The main aim of this project is to study in more detail various regression methods, including the Ordinary Least Squares (OLS) method, Ridge regression and finally Lasso regression. The methods are in turn combined with resampling techniques.
We will first study how to fit polynomials to a specific two-dimensional function called Franke's function. This is a function which has been widely used when testing various interpolation and fitting algorithms. Furthermore, after having etsablished the model and the method, we will employ resamling techniques such as the cross-validation and/or the bootstrap methods, in order to perform a proper assessment of our models.
The Franke function, which is a weighted sum of four exponentials reads as follows $$ \begin{align*} f(x,y) &= \frac{3}{4}\exp{\left(-\frac{(9x-2)^2}{4} - \frac{(9y-2)^2}{4}\right)}+\frac{3}{4}\exp{\left(-\frac{(9x+1)^2}{49}- \frac{(9y+1)}{10}\right)} \\ &+\frac{1}{2}\exp{\left(-\frac{(9x-7)^2}{4} - \frac{(9y-3)^2}{4}\right)} -\frac{1}{5}\exp{\left(-(9x-4)^2 - (9y-7)^2\right) }. \end{align*} $$
The function will be defined for \( x,y\in [0,1] \). Our first step will be to perform an OLS regression analysis of this function, trying out a polynomial fit with an \( x \) and \( y \) dependence of the form \( [x, y, x^2, y^2, xy, \dots] \). We will also include cross-validation and bootstrap as resampling techniques. As in homeworks 1 and 2, we can use a uniform distribution to set up the arrays of values for \( x \) and \( y \), or as in the example below just a fix values for \( x \) and \( y \) with a given step size. In this case we will have two predictors and need to fit a function (for example a polynomial) of \( x \) and \( y \). Thereafter we will repeat much of the same procedure using the the Ridge and Lasso regression methods, introducing thus a dependence on the bias (penalty) \( \lambda \).

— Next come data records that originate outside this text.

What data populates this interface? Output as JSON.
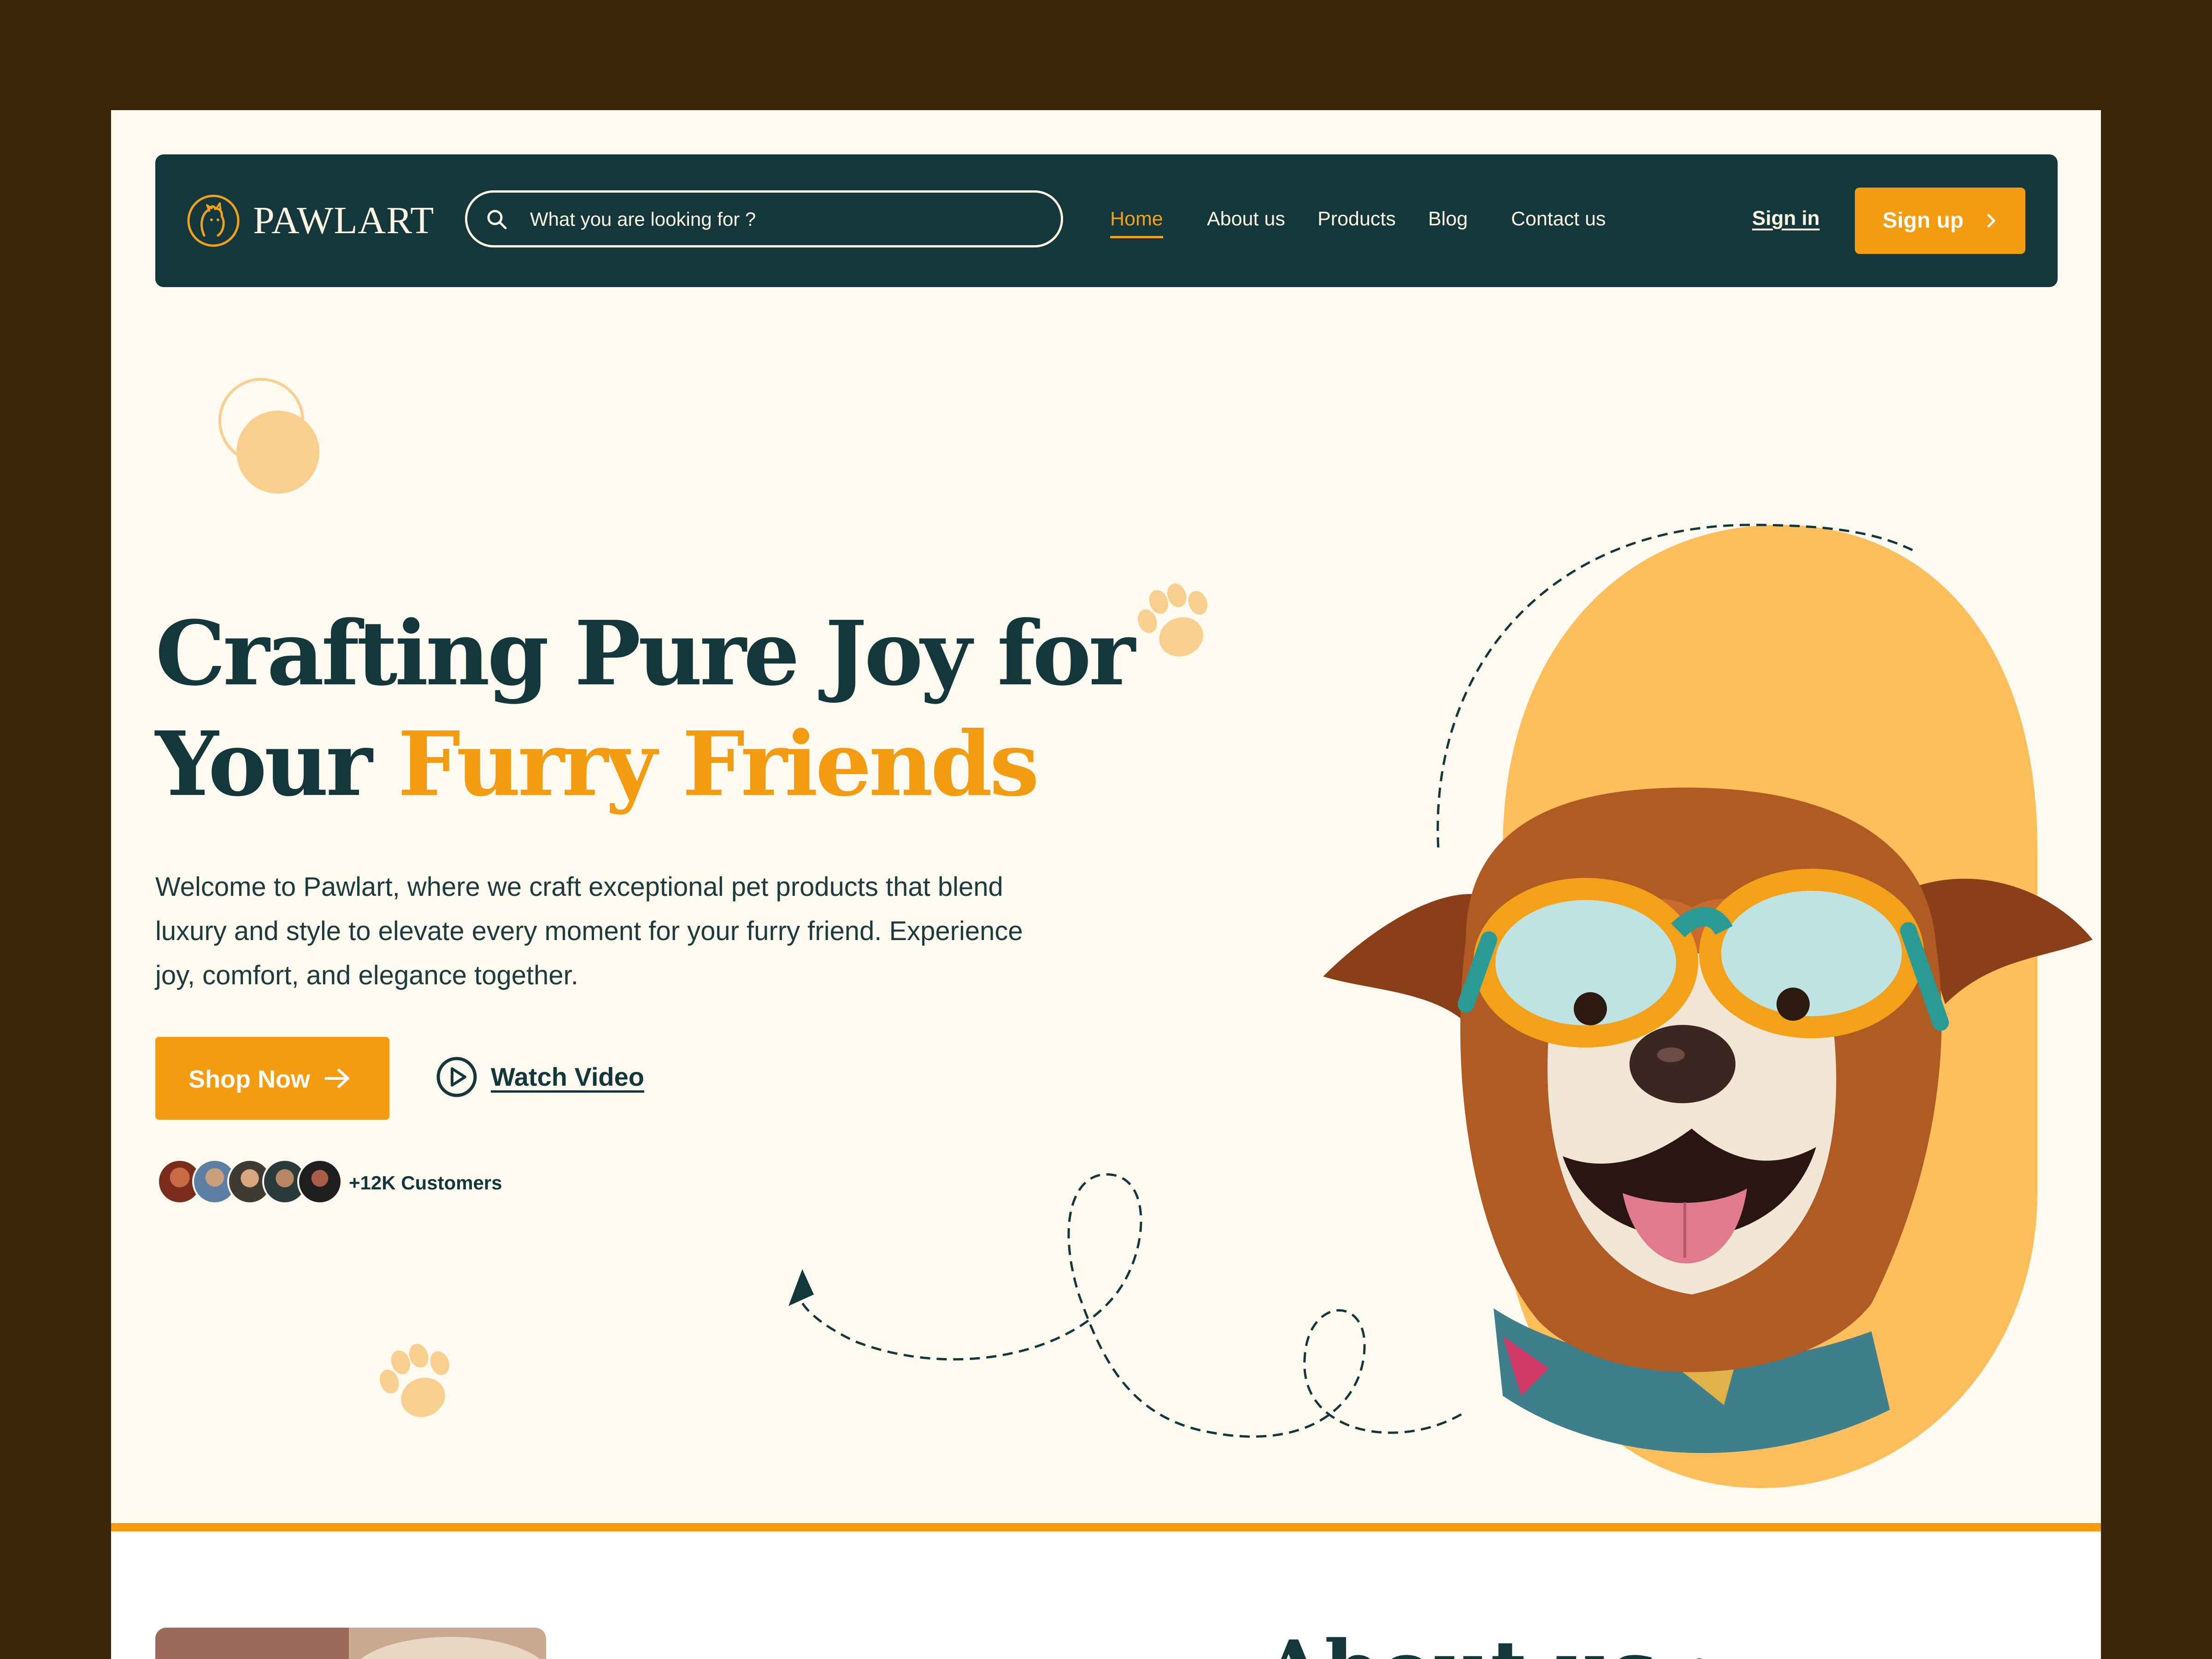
{
  "nav": {
    "brand": "PAWLART",
    "search_placeholder": "What you are looking for ?",
    "links": [
      "Home",
      "About us",
      "Products",
      "Blog",
      "Contact us"
    ],
    "active_link": "Home",
    "sign_in": "Sign in",
    "sign_up": "Sign up"
  },
  "hero": {
    "title_line1": "Crafting Pure Joy for",
    "title_line2_prefix": "Your ",
    "title_line2_accent": "Furry Friends",
    "description": "Welcome to Pawlart, where we craft exceptional pet products that blend luxury and style to elevate every moment for your furry friend. Experience joy, comfort, and elegance together.",
    "shop_button": "Shop Now",
    "watch_button": "Watch Video",
    "customers": "+12K Customers"
  },
  "about": {
    "heading": "About us :"
  },
  "colors": {
    "frame": "#3a2506",
    "page_bg": "#fffaf0",
    "nav_bg": "#13373a",
    "accent": "#f39c12",
    "blob": "#ffbe5c",
    "text_dark": "#13373a"
  },
  "icons": {
    "logo": "dog-cat-logo-icon",
    "search": "search-icon",
    "sign_up": "chevron-right-icon",
    "shop": "arrow-right-icon",
    "watch": "play-circle-icon"
  }
}
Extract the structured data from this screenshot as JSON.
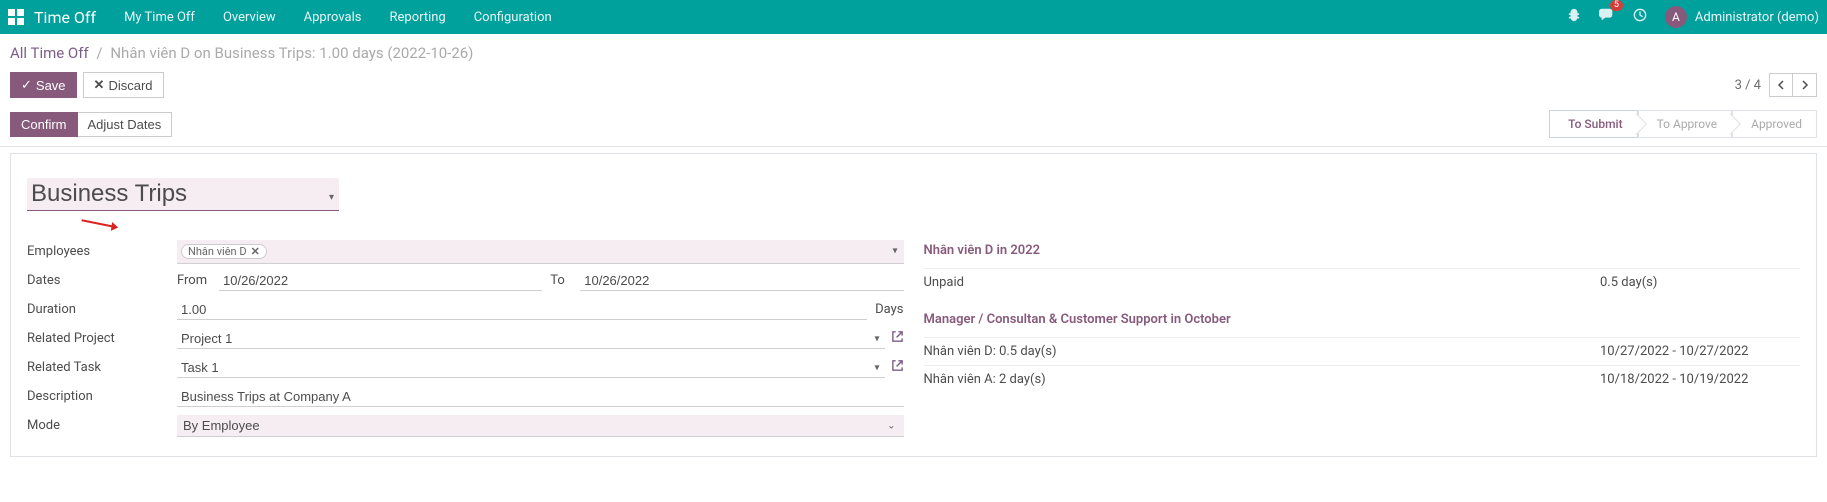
{
  "nav": {
    "app_title": "Time Off",
    "items": [
      "My Time Off",
      "Overview",
      "Approvals",
      "Reporting",
      "Configuration"
    ],
    "inbox_badge": "5",
    "user_initial": "A",
    "user_name": "Administrator (demo)"
  },
  "breadcrumb": {
    "root": "All Time Off",
    "current": "Nhân viên D on Business Trips: 1.00 days (2022-10-26)"
  },
  "actions": {
    "save": "Save",
    "discard": "Discard",
    "pager": "3 / 4",
    "confirm": "Confirm",
    "adjust": "Adjust Dates"
  },
  "stages": {
    "to_submit": "To Submit",
    "to_approve": "To Approve",
    "approved": "Approved"
  },
  "form": {
    "title": "Business Trips",
    "labels": {
      "employees": "Employees",
      "dates": "Dates",
      "from": "From",
      "to": "To",
      "duration": "Duration",
      "duration_unit": "Days",
      "related_project": "Related Project",
      "related_task": "Related Task",
      "description": "Description",
      "mode": "Mode"
    },
    "employees_tag": "Nhân viên D",
    "date_from": "10/26/2022",
    "date_to": "10/26/2022",
    "duration": "1.00",
    "related_project": "Project 1",
    "related_task": "Task 1",
    "description": "Business Trips at Company A",
    "mode": "By Employee"
  },
  "summary": {
    "section1_title": "Nhân viên D in 2022",
    "row1_label": "Unpaid",
    "row1_value": "0.5 day(s)",
    "section2_title": "Manager / Consultan & Customer Support in October",
    "row2_label": "Nhân viên D: 0.5 day(s)",
    "row2_value": "10/27/2022 - 10/27/2022",
    "row3_label": "Nhân viên A: 2 day(s)",
    "row3_value": "10/18/2022 - 10/19/2022"
  }
}
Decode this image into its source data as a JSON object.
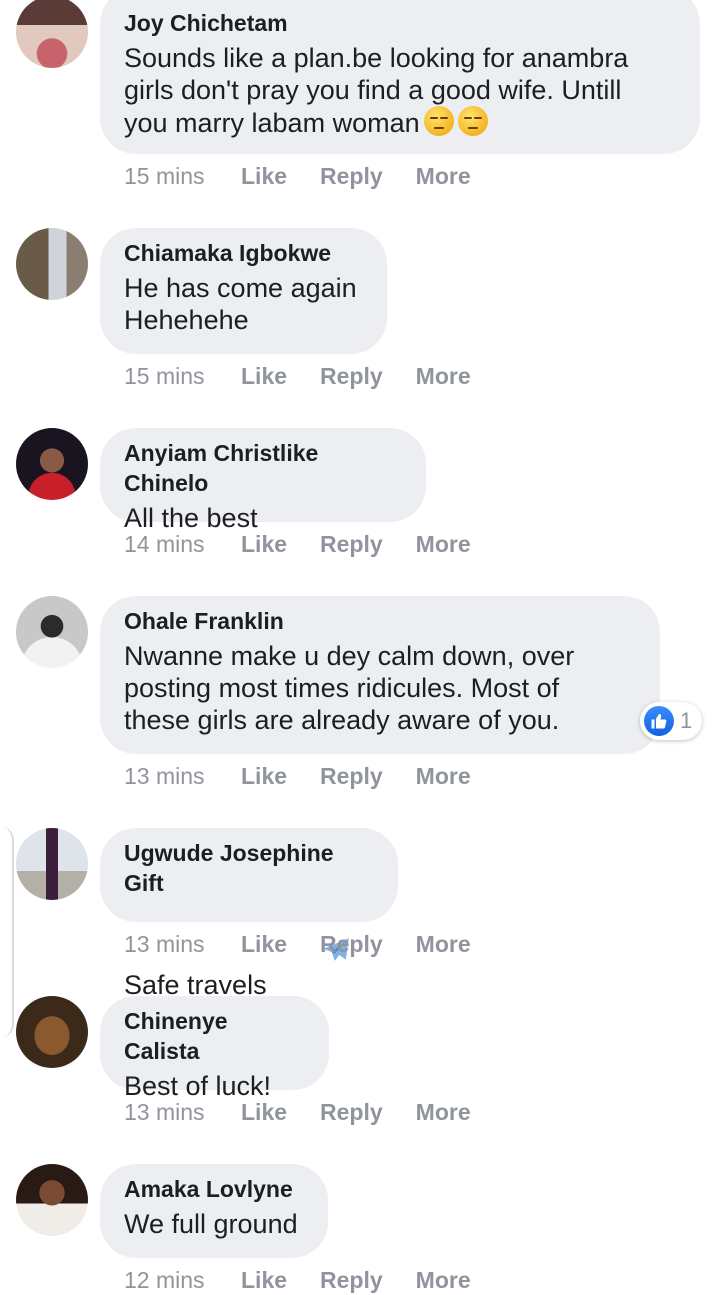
{
  "actions": {
    "like": "Like",
    "reply": "Reply",
    "more": "More"
  },
  "comments": [
    {
      "name": "Joy Chichetam",
      "text": "Sounds like a plan.be looking for anambra\ngirls don't pray you find a good wife. Untill\nyou marry labam woman",
      "emoji": "unamused-face-emoji x2",
      "time": "15 mins"
    },
    {
      "name": "Chiamaka Igbokwe",
      "text": "He has come again\nHehehehe",
      "time": "15 mins"
    },
    {
      "name": "Anyiam Christlike Chinelo",
      "text": "All the best",
      "time": "14 mins"
    },
    {
      "name": "Ohale Franklin",
      "text": "Nwanne make u dey calm down, over\nposting most times ridicules. Most of\nthese girls are already aware of you.",
      "time": "13 mins",
      "reaction_count": "1"
    },
    {
      "name": "Ugwude Josephine Gift",
      "text": "Safe travels",
      "emoji": "airplane-emoji",
      "time": "13 mins"
    },
    {
      "name": "Chinenye Calista",
      "text": "Best of luck!",
      "time": "13 mins"
    },
    {
      "name": "Amaka Lovlyne",
      "text": "We full ground",
      "time": "12 mins"
    }
  ]
}
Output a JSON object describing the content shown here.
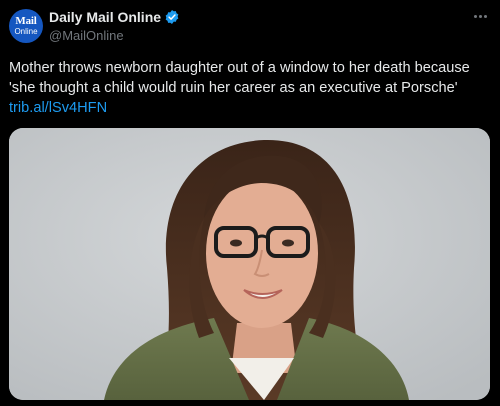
{
  "account": {
    "avatar_text_line1": "Mail",
    "avatar_text_line2": "Online",
    "display_name": "Daily Mail Online",
    "handle": "@MailOnline",
    "verified_icon": "verified-badge-icon",
    "verified_color": "#1d9bf0"
  },
  "tweet": {
    "text_line1": "Mother throws newborn daughter out of a window to her death because",
    "text_line2": "'she thought a child would ruin her career as an executive at Porsche'",
    "link_text": "trib.al/lSv4HFN"
  },
  "menu": {
    "more_icon": "more-options-icon"
  },
  "media": {
    "icon": "photo-woman-portrait"
  },
  "colors": {
    "background": "#000000",
    "text": "#e7e9ea",
    "secondary_text": "#71767b",
    "link": "#1d9bf0",
    "avatar_bg": "#1557c0"
  }
}
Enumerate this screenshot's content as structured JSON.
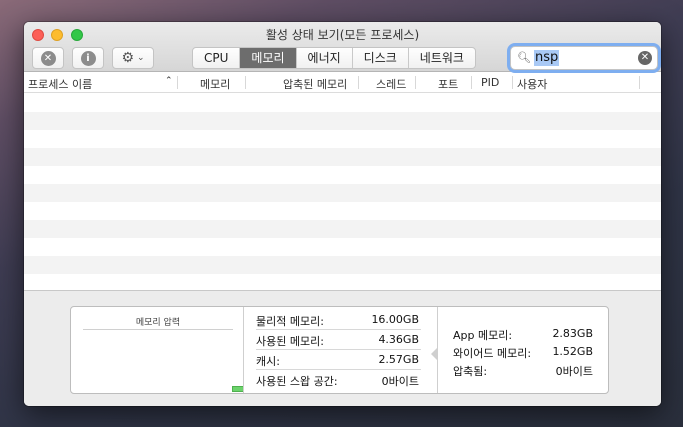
{
  "window": {
    "title": "활성 상태 보기(모든 프로세스)"
  },
  "toolbar": {
    "close_process_icon": "x-circle-icon",
    "info_icon": "info-icon",
    "gear_icon": "gear-icon",
    "tabs": [
      "CPU",
      "메모리",
      "에너지",
      "디스크",
      "네트워크"
    ],
    "active_tab": "메모리"
  },
  "search": {
    "value": "nsp"
  },
  "columns": [
    "프로세스 이름",
    "메모리",
    "압축된 메모리",
    "스레드",
    "포트",
    "PID",
    "사용자"
  ],
  "bottom": {
    "pressure_title": "메모리 압력",
    "stats": [
      {
        "label": "물리적 메모리:",
        "value": "16.00GB"
      },
      {
        "label": "사용된 메모리:",
        "value": "4.36GB"
      },
      {
        "label": "캐시:",
        "value": "2.57GB"
      },
      {
        "label": "사용된 스왑 공간:",
        "value": "0바이트"
      }
    ],
    "details": [
      {
        "label": "App 메모리:",
        "value": "2.83GB"
      },
      {
        "label": "와이어드 메모리:",
        "value": "1.52GB"
      },
      {
        "label": "압축됨:",
        "value": "0바이트"
      }
    ]
  }
}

Thereafter we are going to use (real) digital terrain data and try to reproduce these data using the same methods. We will also try to go beyond the second-order polynomials metioned above and explore which polynomial fits the data best.
The Python fucntion for the Franke function is included here (it performs also a three-dimensional plot of it)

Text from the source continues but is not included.